Sentimentalismos aparte, puedo entender que si un símbolo es contraproducente se pueda eliminar, aunque sólo sea por puro “marketing” político. Sin embargo no puedo tolerar el argumento por el que esta mujer propone acabar con la hoz y el martillo, pues temo que tras su afirmación se esconda algo mucho más perverso que una simple discusión de símbolos. Dado que Domínguez alude simplemente a que la hoz y el martillo “está trasnochada” creo que cuando apunta a ello se está refiriendo más que al símbolo a lo que representa, como si se avergonzase de que a los comunistas nos relacionasen con nuestro pasado ¿Es que acaso está trasnochada la lucha de los nuestros? ¿O es que la lucha de clases ha terminado y ya no hace falta un partido comunista?

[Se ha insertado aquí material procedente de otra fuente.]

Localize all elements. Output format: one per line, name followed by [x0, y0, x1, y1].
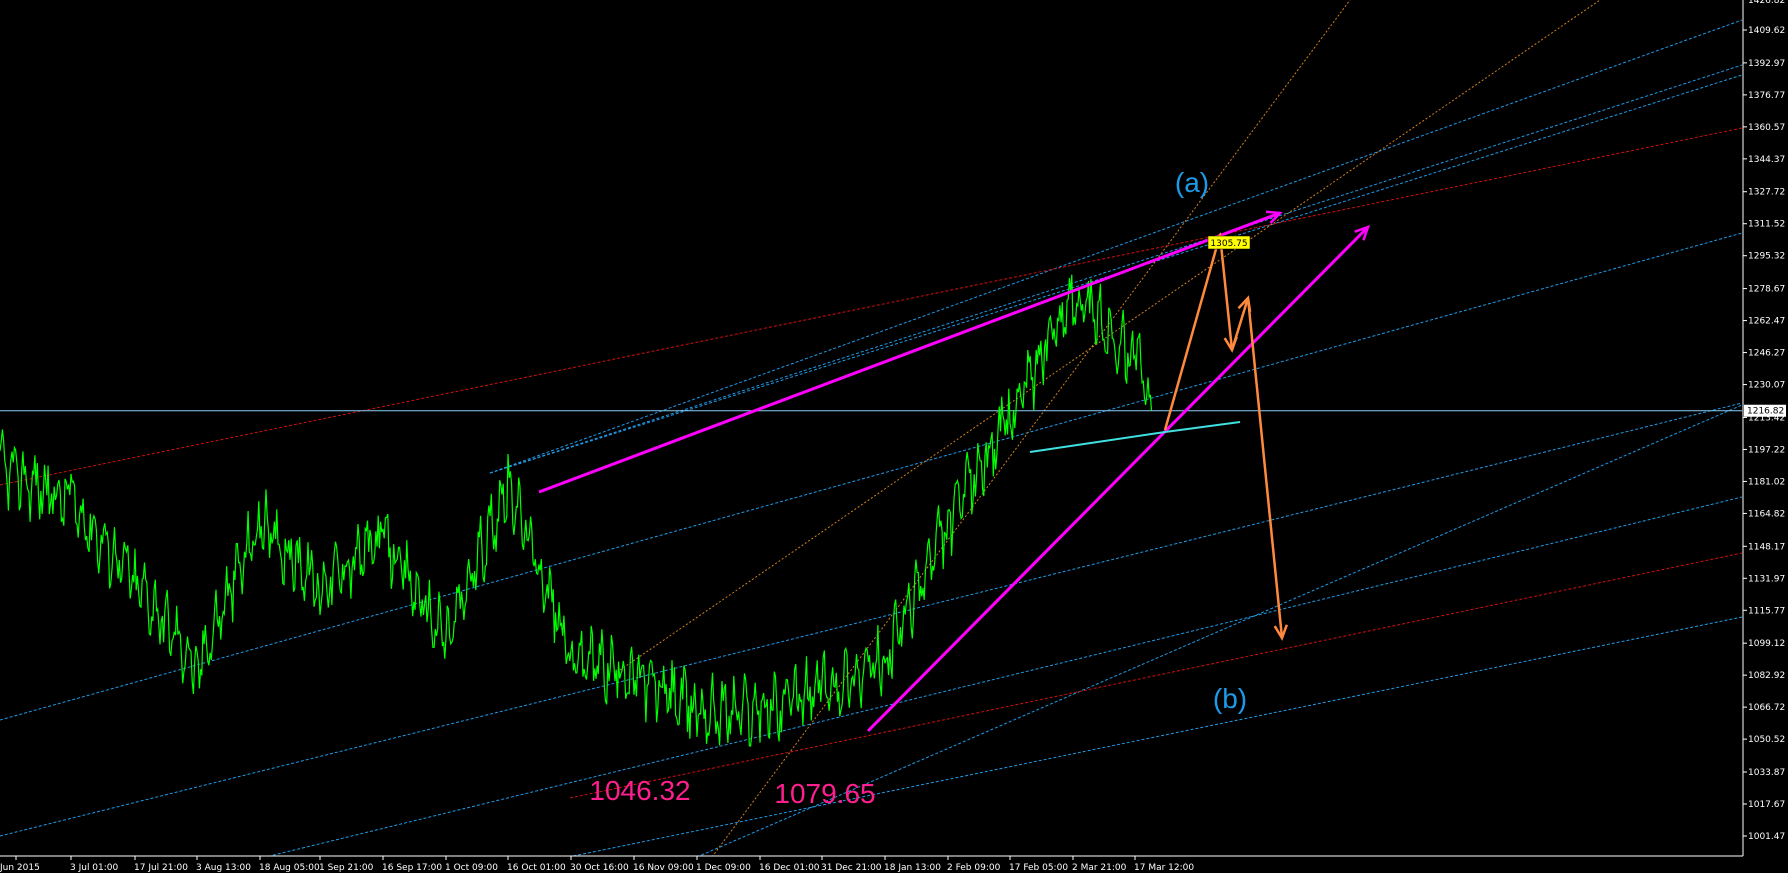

Espero, por el bien de los comunistas burgaleses, que yo esté equivocado y la metedura de pata de Domínguez no sea más que una anécdota, yo mientras, seguiré sintiéndome orgulloso de ser comunista y de sentir la hoz y el martillo como lo que es, el símbolo de las lucha más hermosa que puede afrontar una persona por la liberación de la humanidad.